A friend pointed out to me last week that the majority of what I do is an extension of myself and my heart. Maybe, she suggested it’s hard to do all those things like rebrand and change my whole business and life because I’m not actually ok right now. Oh. Oh. Perhaps it wasn’t the time to move full steam ahead. My body knew what my mind did not. My friend was right. I keep trying to be over there in this place where I think I should be, want to be, need to be, hope to be, instead of where I am. I hardly ever sit exactly where I am. Instead of sitting with my own suffering and being curious towards it I had feverishly hiked away from it. What can it teach me? If I build these ten things, not only will they be a distraction, but then I can prove my worth. Why do I really need to be full? I am valuable because I built this business and finally became the doer, the act-er, instead of just the talker about-er. Am I still not enough?
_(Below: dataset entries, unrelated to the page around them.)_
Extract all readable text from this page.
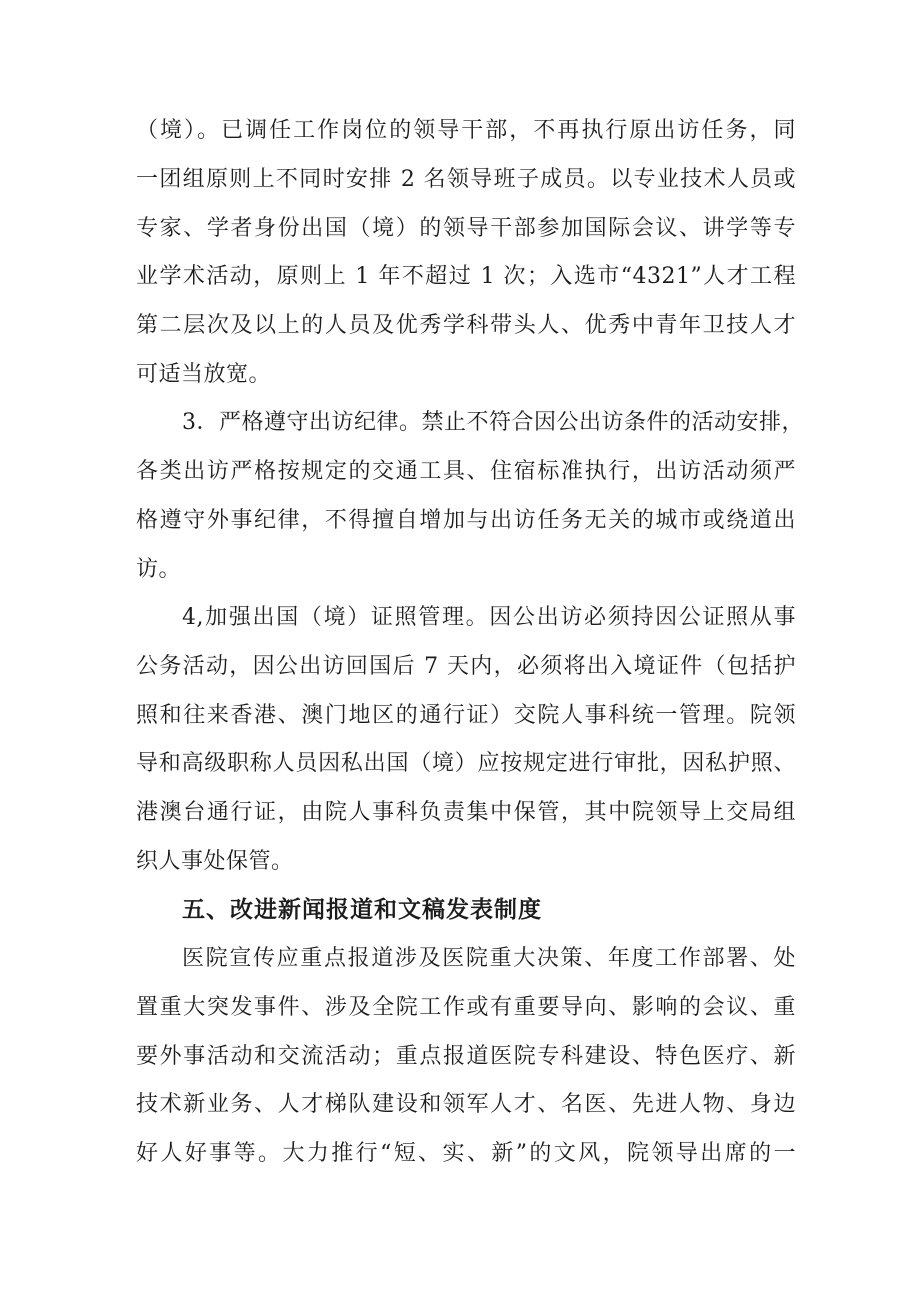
（境）。已调任工作岗位的领导干部，不再执行原出访任务，同
一团组原则上不同时安排 2 名领导班子成员。以专业技术人员或
专家、学者身份出国（境）的领导干部参加国际会议、讲学等专
业学术活动，原则上 1 年不超过 1 次；入选市“4321”人才工程
第二层次及以上的人员及优秀学科带头人、优秀中青年卫技人才
可适当放宽。
3．严格遵守出访纪律。禁止不符合因公出访条件的活动安排，
各类出访严格按规定的交通工具、住宿标准执行，出访活动须严
格遵守外事纪律，不得擅自增加与出访任务无关的城市或绕道出
访。
4,加强出国（境）证照管理。因公出访必须持因公证照从事
公务活动，因公出访回国后 7 天内，必须将出入境证件（包括护
照和往来香港、澳门地区的通行证）交院人事科统一管理。院领
导和高级职称人员因私出国（境）应按规定进行审批，因私护照、
港澳台通行证，由院人事科负责集中保管，其中院领导上交局组
织人事处保管。
五、改进新闻报道和文稿发表制度
医院宣传应重点报道涉及医院重大决策、年度工作部署、处
置重大突发事件、涉及全院工作或有重要导向、影响的会议、重
要外事活动和交流活动；重点报道医院专科建设、特色医疗、新
技术新业务、人才梯队建设和领军人才、名医、先进人物、身边
好人好事等。大力推行“短、实、新”的文风，院领导出席的一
Sitting in the dark next to that bowl of peaches I made a decision. We get to decide what kind of lives we want to live. Again I feel the gentle tugs of stillness and slowness. They’re at the hem of my dress. They’re the soft fingertips on my shoulders. They’re the hands soothing my temples. They’re a quiet urging that has grown so loud it’s the white noise of my every minute. Do the things you know you want to do. Do them. Be present in them. Focus on them. Be intentional. Don’t think about the should. The newsletter you should create. The scalable business model you need to build. The family you long to create. Do the things you are already doing. The wedding clients you already have. The families inviting you into their homes this fall. And then write. And write some more. And photograph. And run. And be curious. And spend hours tapping your keyboard and with your pen and moleskin and your mind. Go to the library. And cook. Cook from all your cookbooks. Have everyone over. Make a cake without a recipe. Bake bread until the flour is permanently lodged in the cracks that winter will bring to your hands. Do the work that you have well and with intention. Be more present than ever before. Stop being exhausted from all the responsibility of never-ending achievement. Never-ending goals.
Even as I write this I feel so privileged. There’s also that fearful voice that worries I’m getting left behind, telling me, I have to do all the things. If I don’t I’m just spoiled and not good enough and I should be able to be and do more right now. We get to choose. We get to choose. We get to decide. My 401k may continue to suffer. This may be a consequence. But what might I learn from stillness? From sitting down to write with out feeling guilty. Or creating photos for the sake of creating photos. Or just how many more lunches might I get with my mom? Will I finally bake that chocolate cake I have wanted to bake for 2, maybe three years? It’s on my vision board for goodness sakes and yet for some reason I bake everything but that chocolate cake. I just made peach scones. Another friend asked me why I have not baked that chocolate cake yet? It never feels like the right time. Chocolate cakes don’t have seasons, not like plum tarts, and peach galettes or tomato pies. We get to choose. Today I chose peach scones.